Renzo Zelada tiene 35 años y su vida cambió completamente hace exactamente dos años. Se trata del joven de Maciel que salió a bailar la noche del 24 de mayo de 2019 a un boliche de San Martín de las Escobas y terminó hospitalizado en gravísimo estado. Desde entonces nada fue igual para él y su familia.
Mientras continúa en permanente rehabilitación de su cuadro neurológico, su hermana Selene sigue transitando el difícil camino de que la Justicia pueda explicar lo sucedido. La causa ya pasó por la mano de dos fiscales, pero aún las respuestas no llegan.
Nadie sabe quién le pegó a Renzo con un objeto contundente en la cabeza y por la espalda. Ninguna de las medidas ordenadas por la Justicia produjo avances en la causa. Ni sospechosos ni imputados, mucho menos detenidos.
Renzo vive postrado, no puede caminar ni hablar, sus movimientos motrices son escasos y necesita todo el tiempo de su hermana y su familia, que no se mueven de su lado.
«No quiero que se cierra la causa, que siga abierta porque no sabemos que puede pasar, puede surgir algo más», reclamó Selene en diálogo con Info Más. Hace un mes pudo hablar con la fiscal Gabriela Lema, a cargo de la investigación luego de que pasara por manos de su colega Lorena Korakis, pero la respuesta fue la misma de siempre.
De los testimonios y las pericias a los teléfonos de posibles sospechosos e involucrados, como efectivos de la fuerza policial, nada importante surgió. «Les pedí un médico forense para que investigaran con qué le pegaron o cómo se golpeó. Dicen que había contradicciones de los médicos. A partir de saber con qué lo golpearon íbamos a tener algo», contó la hermana de Renzo.
Tiene lógica su pedido. El muchacho recibió un golpe contundente en la cabeza y cayó hacia adelante, lesionando una de sus rodillas. El golpe no generó ningún corte en el cuero cabelludo, por lo que no había sangre y el diagnóstico de su lesión se demoró.
Renzo sigue rehabilitándose en su casa dos veces por semana con kinesiólogo, psicomotricista y fonoudiólogo. Cada 20 días recibe la visita del fisiatra y el neurólogo, así como también del médico clínico, todo en una habitación que parece de hospital, montada especialmente para su recuperación.
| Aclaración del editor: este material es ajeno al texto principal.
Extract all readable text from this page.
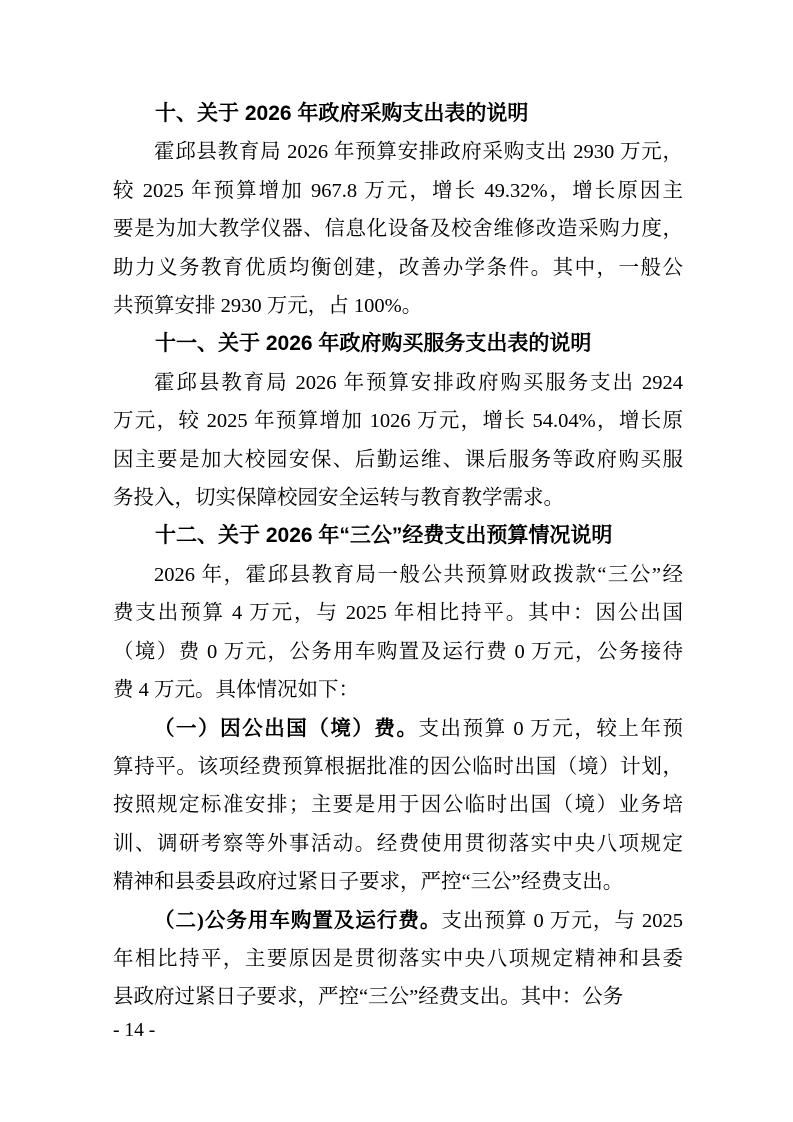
十、关于 2026 年政府采购支出表的说明
霍邱县教育局 2026 年预算安排政府采购支出 2930 万元，
较 2025 年预算增加 967.8 万元，增长 49.32%，增长原因主
要是为加大教学仪器、信息化设备及校舍维修改造采购力度，
助力义务教育优质均衡创建，改善办学条件。其中，一般公
共预算安排 2930 万元，占 100%。
十一、关于 2026 年政府购买服务支出表的说明
霍邱县教育局 2026 年预算安排政府购买服务支出 2924
万元，较 2025 年预算增加 1026 万元，增长 54.04%，增长原
因主要是加大校园安保、后勤运维、课后服务等政府购买服
务投入，切实保障校园安全运转与教育教学需求。
十二、关于 2026 年“三公”经费支出预算情况说明
2026 年，霍邱县教育局一般公共预算财政拨款“三公”经
费支出预算 4 万元，与 2025 年相比持平。其中：因公出国
（境）费 0 万元，公务用车购置及运行费 0 万元，公务接待
费 4 万元。具体情况如下：
（一）因公出国（境）费。支出预算 0 万元，较上年预
算持平。该项经费预算根据批准的因公临时出国（境）计划，
按照规定标准安排；主要是用于因公临时出国（境）业务培
训、调研考察等外事活动。经费使用贯彻落实中央八项规定
精神和县委县政府过紧日子要求，严控“三公”经费支出。
（二)公务用车购置及运行费。支出预算 0 万元，与 2025
年相比持平，主要原因是贯彻落实中央八项规定精神和县委
县政府过紧日子要求，严控“三公”经费支出。其中：公务
- 14 -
«Yo lo veo bien porque no tiene complicaciones clínicas, el problema es neurológico que le afecta su parte derecha y el habla. Está conectado con el medio, nos mira y entiende», cuenta Selene.
COVID Y VACUNA
Como si todo esto fuera poco, en el medio apareció la pandemia. Renzo tuvo la mala suerte de ser el primer caso de coronavirus en la localidad de Maciel, luego de haberse infectado en un nosocomio de la ciudad de Santa Fe. «Ese momento fue terrible para todos y nos marcó, nos jugaron mucho las emociones, no sabíamos lo que podía pasar», relató su hermana.
Afortunadamente, tanto el como su familia lograron atravesar la situación, pero este año volvieron a contraer la enfermedad y Selene tuvo importantes síntomas, pero que no afectaron a su hermano.
«Damos gracias a dios por la vida de él y pese a todo lo que pasamos Renzo está bien. La impotencia a veces te invade, pero seguimos adelante», indicó.
Renzo aún espera su turno de vacunación como persona de riesgo y con discapacidad. «Además de su patología tuvo neumonía», contó Selene, quien reclama por las dosis que le lleven algo de tranquilidad a Renzo en medio de la segunda ola de contagios.